Le Design Thinking vu par le prisme de l’entreprise n’est que l’écume de la transformation globale qui s’opère. Aussi l’argument de poids est que, sans le savoir, chacun d’entre nous est à titre personnel baigné de la démarche Design Thinking. Notamment celle des GAFA qui sont en pleine phase première, Exploratoire comme on vient de le voir. Phase une donc, ils se nourrissent bien évidemment de nos données, mais vont plus loin, ils captent nos comportements, nos paradoxes et notre imprévisibilité.

Cette notion mérite un article à elle seule. On y reviendra car imprévisibilité, sens critique et culture générale, que l’on soit issu ou non du champ scientifique, sont selon moi les trois piliers de la résistance humaine, de la résilience face à la vague annoncée, de la création de valeur et d’emplois, du véritable homme augmenté de ces trente prochaines années, celui qui résistera à l’IA occupée à façonner les puissances de la donnée et à proposer finalement un nouveau cadre normatif global.

Bref, revenons aux ambitions des puissances de la data souhaitant comprendre l’humain, et à l’apport des neurosciences pour aider à en maitriser la pensée. On change de braquet, ce n’est plus l’entreprise ou l’administration qui réagit par rapport au Design Thinking, c’est l’individu qui comprend qu’il est partie prenante d’une phase exploratoire à grande échelle.

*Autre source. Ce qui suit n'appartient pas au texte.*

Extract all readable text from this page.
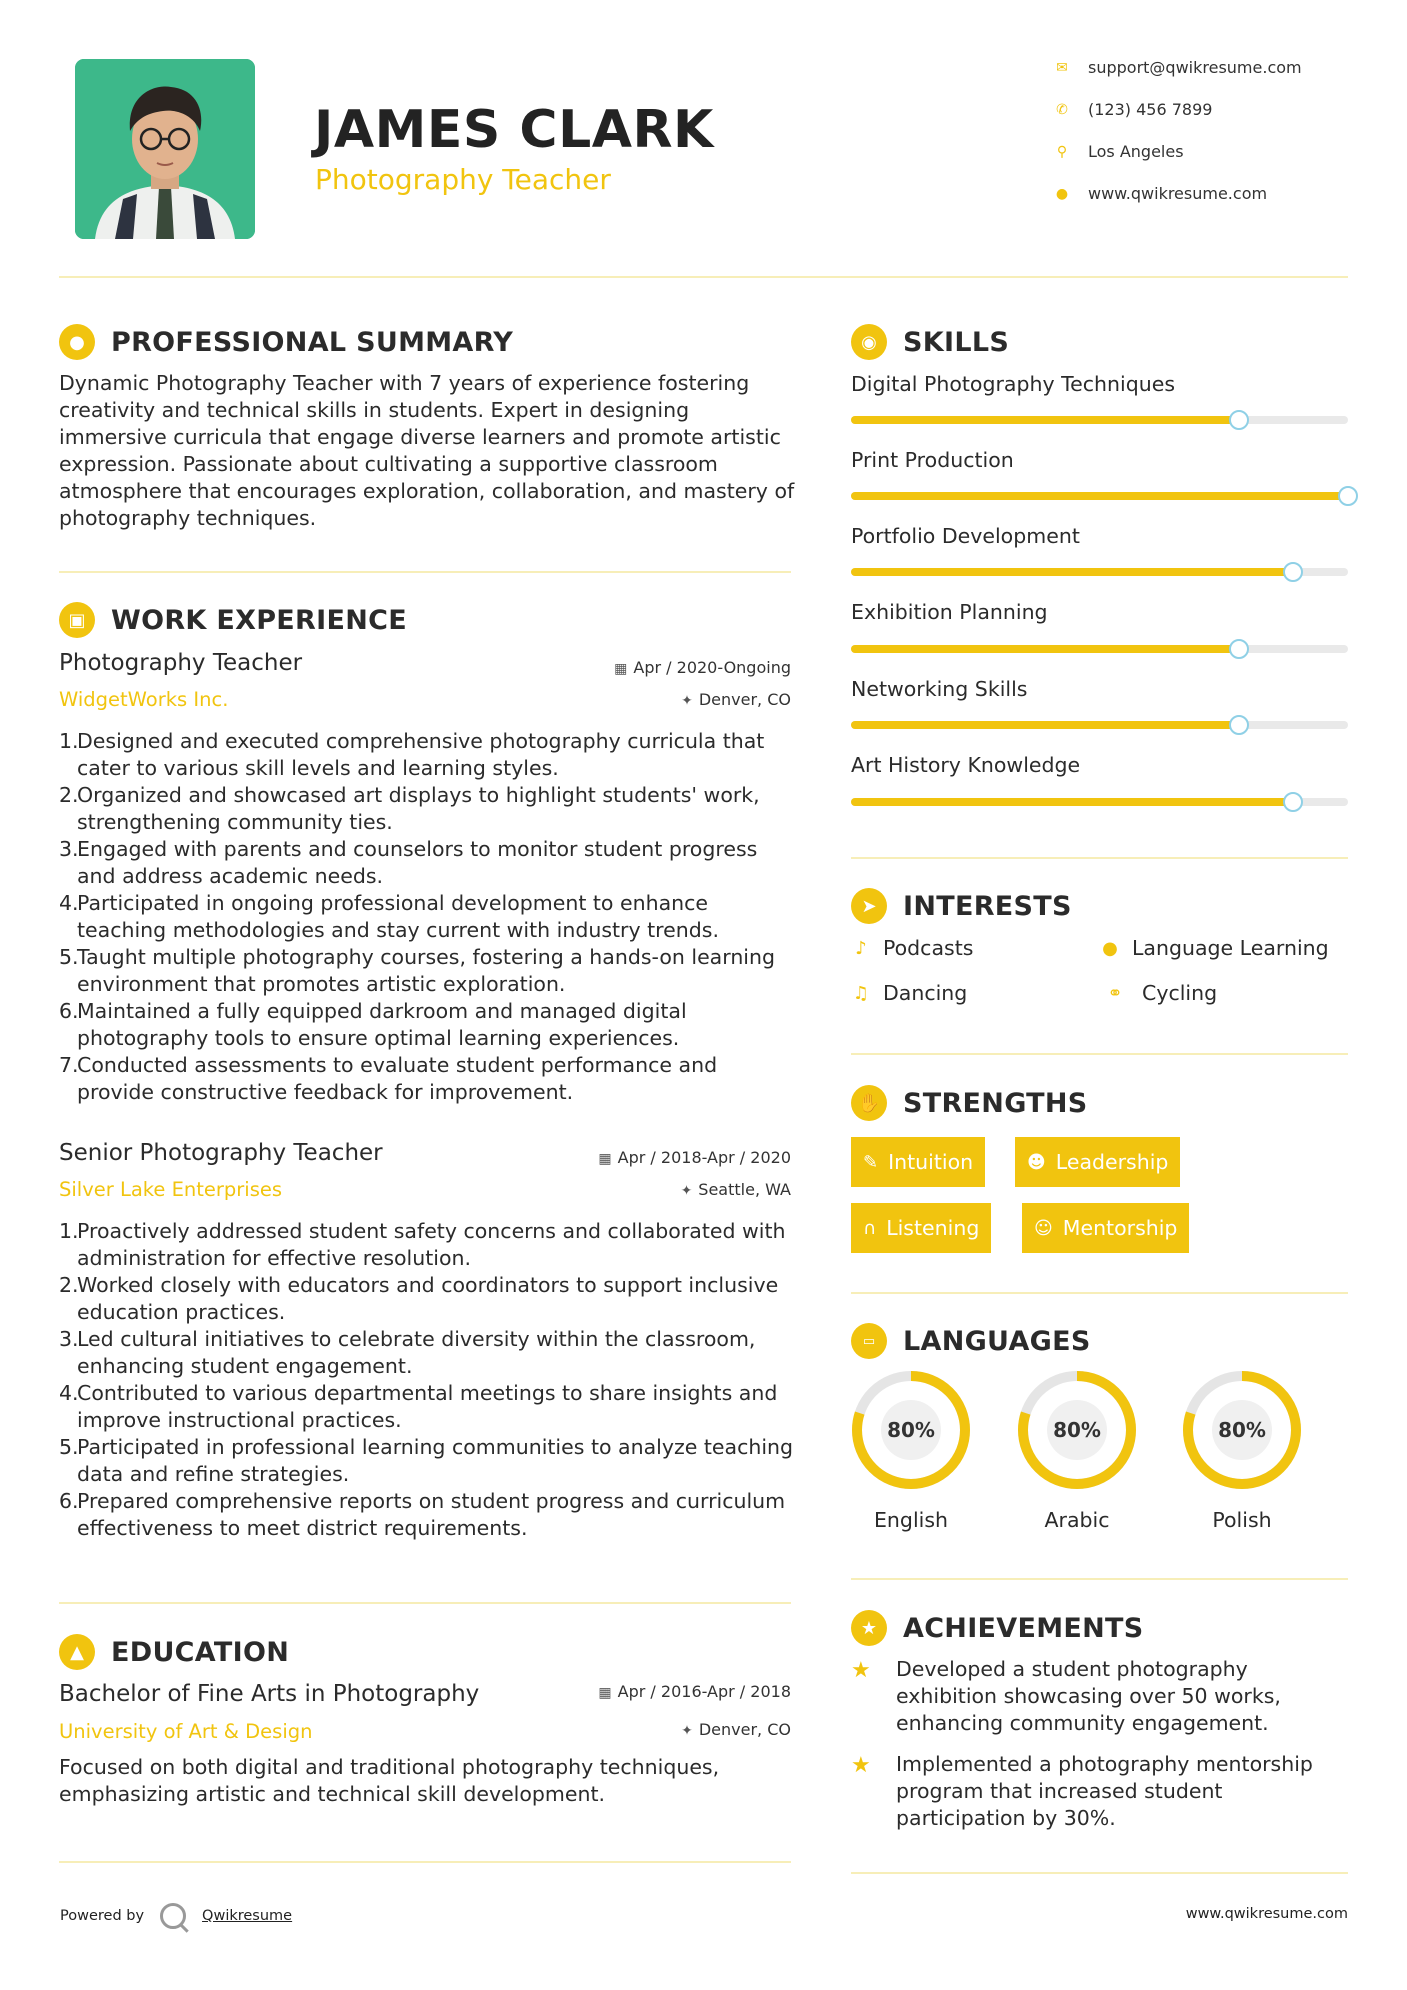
JAMES CLARK
Photography Teacher
✉ support@qwikresume.com
✆ (123) 456 7899
⚲	Los Angeles
● www.qwikresume.com
● PROFESSIONAL SUMMARY
Dynamic Photography Teacher with 7 years of experience fostering creativity and technical skills in students. Expert in designing immersive curricula that engage diverse learners and promote artistic expression. Passionate about cultivating a supportive classroom atmosphere that encourages exploration, collaboration, and mastery of photography techniques.
▣ WORK EXPERIENCE
Photography Teacher
WidgetWorks Inc.
▦ Apr / 2020-Ongoing
✦ Denver, CO
1.
Designed and executed comprehensive photography curricula that cater to various skill levels and learning styles.
2.
Organized and showcased art displays to highlight students' work, strengthening community ties.
3.
Engaged with parents and counselors to monitor student progress and address academic needs.
4.
Participated in ongoing professional development to enhance teaching methodologies and stay current with industry trends.
5.
Taught multiple photography courses, fostering a hands-on learning environment that promotes artistic exploration.
6.
Maintained a fully equipped darkroom and managed digital photography tools to ensure optimal learning experiences.
7.
Conducted assessments to evaluate student performance and provide constructive feedback for improvement.
Senior Photography Teacher
Silver Lake Enterprises
▦ Apr / 2018-Apr / 2020
✦ Seattle, WA
1.
Proactively addressed student safety concerns and collaborated with administration for effective resolution.
2.
Worked closely with educators and coordinators to support inclusive education practices.
3.
Led cultural initiatives to celebrate diversity within the classroom, enhancing student engagement.
4.
Contributed to various departmental meetings to share insights and improve instructional practices.
5.
Participated in professional learning communities to analyze teaching data and refine strategies.
6.
Prepared comprehensive reports on student progress and curriculum effectiveness to meet district requirements.
▲	EDUCATION
Bachelor of Fine Arts in Photography
University of Art & Design
▦ Apr / 2016-Apr / 2018
✦ Denver, CO
Focused on both digital and traditional photography techniques, emphasizing artistic and technical skill development.
◉ SKILLS
Digital Photography Techniques
Print Production
Portfolio Development
Exhibition Planning
Networking Skills
Art History Knowledge
➤ INTERESTS
♪ Podcasts	● Language Learning
♫ Dancing	⚭ Cycling
✋ STRENGTHS
✎ Intuition	☻ Leadership
∩ Listening	☺ Mentorship
▭	LANGUAGES
80%
English
80%
Arabic
80%
Polish
★ ACHIEVEMENTS
★ Developed a student photography exhibition showcasing over 50 works, enhancing community engagement.
★ Implemented a photography mentorship program that increased student participation by 30%.
Powered by	Qwikresume	www.qwikresume.com
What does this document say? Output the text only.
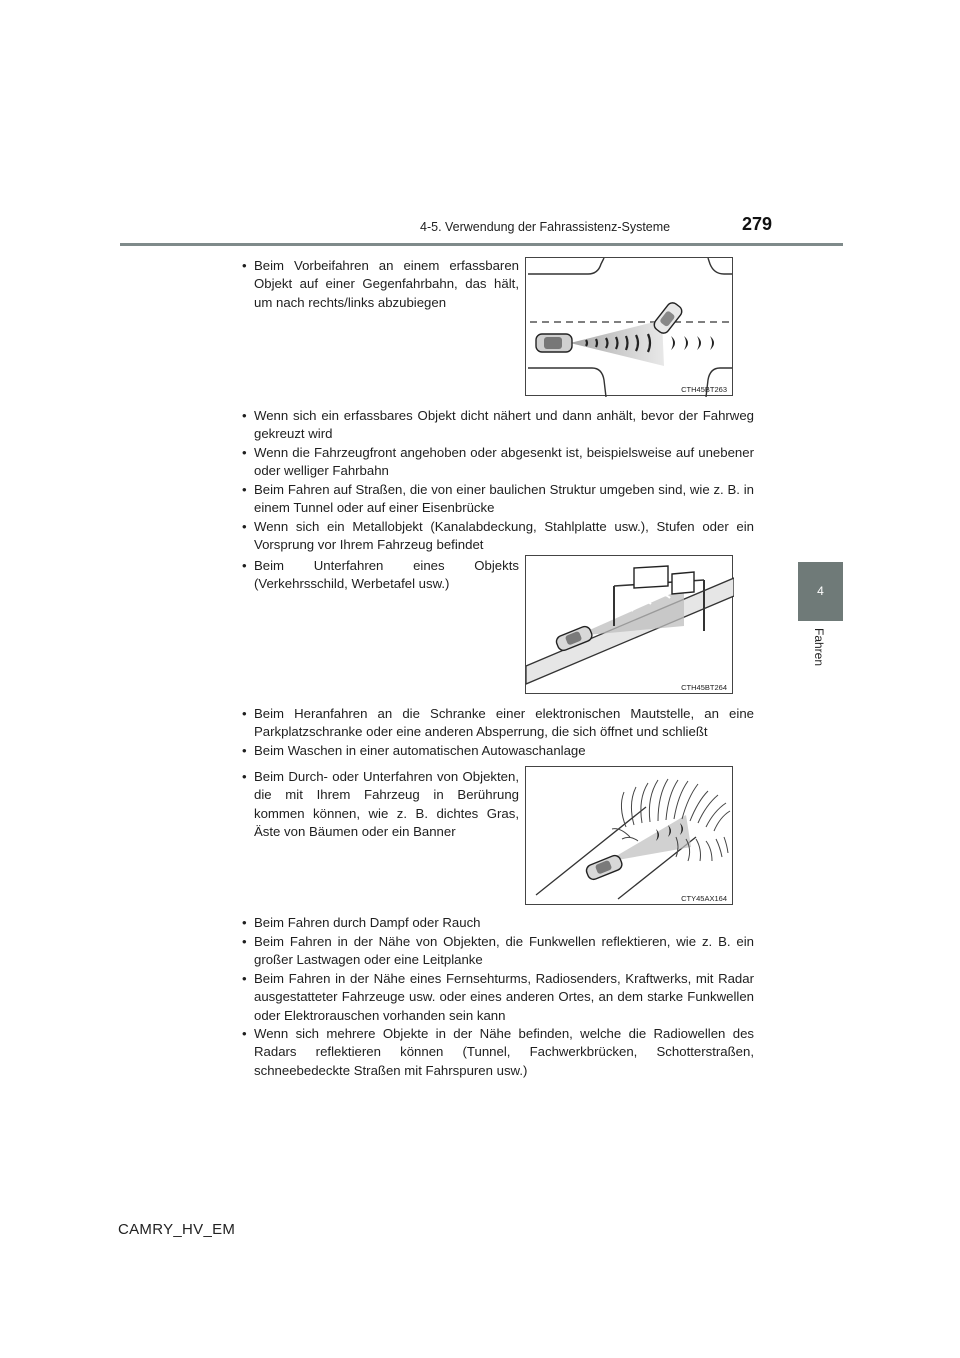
4-5. Verwendung der Fahrassistenz-Systeme	279
4
Fahren
• Beim Vorbeifahren an einem erfassbaren Objekt auf einer Gegenfahrbahn, das hält, um nach rechts/links abzubiegen
CTH45BT263
• Wenn sich ein erfassbares Objekt dicht nähert und dann anhält, bevor der Fahrweg gekreuzt wird
• Wenn die Fahrzeugfront angehoben oder abgesenkt ist, beispielsweise auf unebener oder welliger Fahrbahn
• Beim Fahren auf Straßen, die von einer baulichen Struktur umgeben sind, wie z. B. in einem Tunnel oder auf einer Eisenbrücke
• Wenn sich ein Metallobjekt (Kanalabdeckung, Stahlplatte usw.), Stufen oder ein Vorsprung vor Ihrem Fahrzeug befindet
• Beim Unterfahren eines Objekts (Verkehrsschild, Werbetafel usw.)
CTH45BT264
• Beim Heranfahren an die Schranke einer elektronischen Mautstelle, an eine Parkplatzschranke oder eine anderen Absperrung, die sich öffnet und schließt
• Beim Waschen in einer automatischen Autowaschanlage
• Beim Durch- oder Unterfahren von Objekten, die mit Ihrem Fahrzeug in Berührung kommen können, wie z. B. dichtes Gras, Äste von Bäumen oder ein Banner
CTY45AX164
• Beim Fahren durch Dampf oder Rauch
• Beim Fahren in der Nähe von Objekten, die Funkwellen reflektieren, wie z. B. ein großer Lastwagen oder eine Leitplanke
• Beim Fahren in der Nähe eines Fernsehturms, Radiosenders, Kraftwerks, mit Radar ausgestatteter Fahrzeuge usw. oder eines anderen Ortes, an dem starke Funkwellen oder Elektrorauschen vorhanden sein kann
• Wenn sich mehrere Objekte in der Nähe befinden, welche die Radiowellen des Radars reflektieren können (Tunnel, Fachwerkbrücken, Schotterstraßen, schneebedeckte Straßen mit Fahrspuren usw.)
CAMRY_HV_EM
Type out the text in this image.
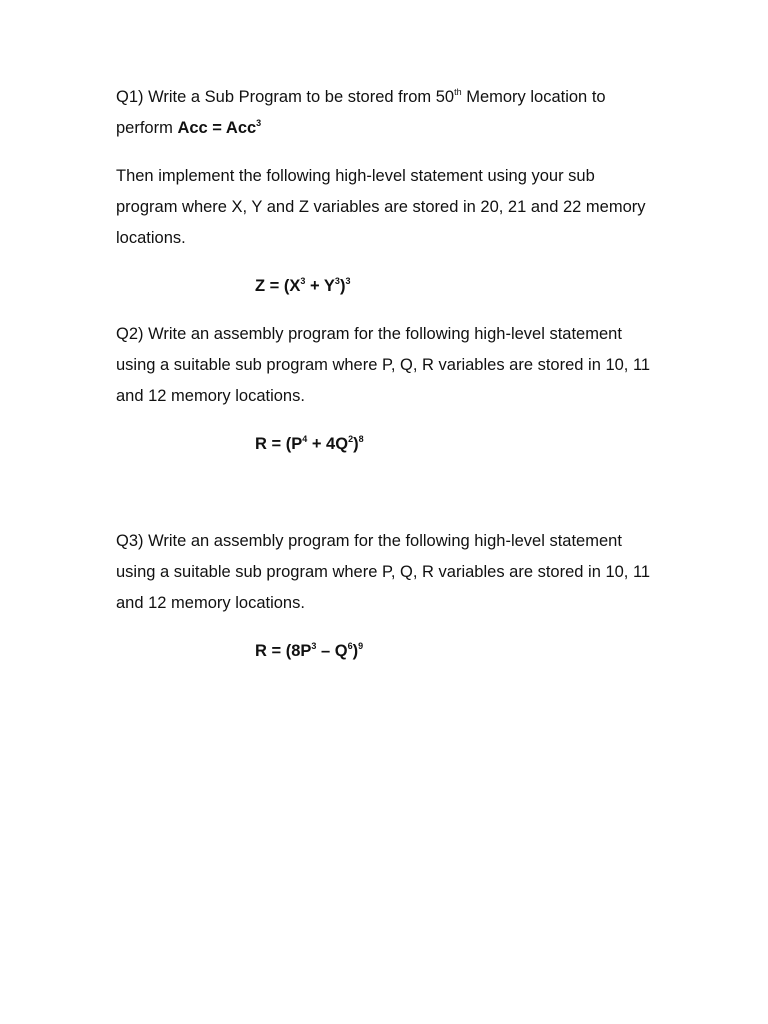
Q1) Write a Sub Program to be stored from 50th Memory location to
perform Acc = Acc$^3$

Then implement the following high-level statement using your sub program where X, Y and Z variables are stored in 20, 21 and 22 memory locations.

$Z = (X^3 + Y^3)^3$

Q2) Write an assembly program for the following high-level statement using a suitable sub program where P, Q, R variables are stored in 10, 11 and 12 memory locations.

$R = (P^4 + 4Q^2)^8$

Q3) Write an assembly program for the following high-level statement using a suitable sub program where P, Q, R variables are stored in 10, 11 and 12 memory locations.

$R = (8P^3 - Q^6)^9$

Au même titre que Claude Levi Strauss ou Henri Michaux qui ont construit leur rapport à la civilisation et à l’humanité à travers l’exploration des cultures, au plus profond des échanges sociétaux, des rituels, des usages qui trahissent qui nous sommes vraiment. Quelle va être la prochaine phase ? l’idéation du nouveau monde, sujet trop humain pour le laisser à l’IA.

Cette deuxième phase du Design Thinking, l’idéation, va proposer le design du monde tel que les générations futures le vivront, en fonction du rythme d’acquisition des données et de la cruciale responsabilité des neurosciences armées des outils d’exploration fonctionnelle du cerveau qui cartographient en temps réel nos perceptions, notre conscience… Notre âme ?

Toujours est-il que les générations actuelles et à venir vont sans doute avoir une importance énorme dans le design de la vie de l’humanité et des interactions, une experience xxl, à l’échelle du monde. Cette phase débutera-t-elle en mode ‘’human-big-bang’’, ou bien le processus sera-t-il diffus, continu ? L’Intelligence Artificielle peut apporter énormément suivant la méthode du Design Thinking en phase d’idéation (à une échelle World wide), si l’empathie en est le carburant. Je crains que ‘’IA empathique’’ ne soit une oxymore.

Est-ce que le monde qui va être design(é) sera augmenté, trop augmenté ?Tout n’est qu’une question d’expérience dans un référentiel en mouvement. L’homme sera augmenté lui aussi mais comment trouvera-t-il sa place dans un monde augmenté ? On peut s’interroger quand Google travaille au transhumanisme, créant le bréviaire catégorisant le renouveau de l’espèce.

Le Design Thinking (‘’design’’ consolidant en un terme ‘’Dessein’’ et ‘’Dessin’’, en fond et en forme) s’impose donc comme une méthode, comme une approche chevillée à l’évolution des entreprises, de la société. En outre, les responsabilités qui sont les nôtres sont :

// d’utiliser cette approche pour créer des expériences en phase avec une évolution maîtrisée, de transformer une vision erratique de son environnement en quelque chose de plus clair

// de préparer les nouvelles générations à mobiliser une nouvelle forme d’intelligence permettant en phase 2, c’est à dire d’Idéation, d’imaginer le cadre de vie à venir, de passer de la conception à la mise en oeuvre et à l’évaluation continue des attendus, en tirant parti (tout en résistant) d’une Intelligence Artificielle qui aura la propension à passer du prédictif au prescriptif, bridant de fait cette phase d’idéation propre à un Design Thinking, utilisé aujourd’hui comme source de créativité à grande échelle. Notre compréhension actuelle de l’IA nous oblige à réfléchir aux garde-fou car nous serions alors comptables des conséquences d’une impossibilité à créer par nous même, et coupables de la création d’un moteur à ‘’Design Machine-Thinking’’ très déshumanisé.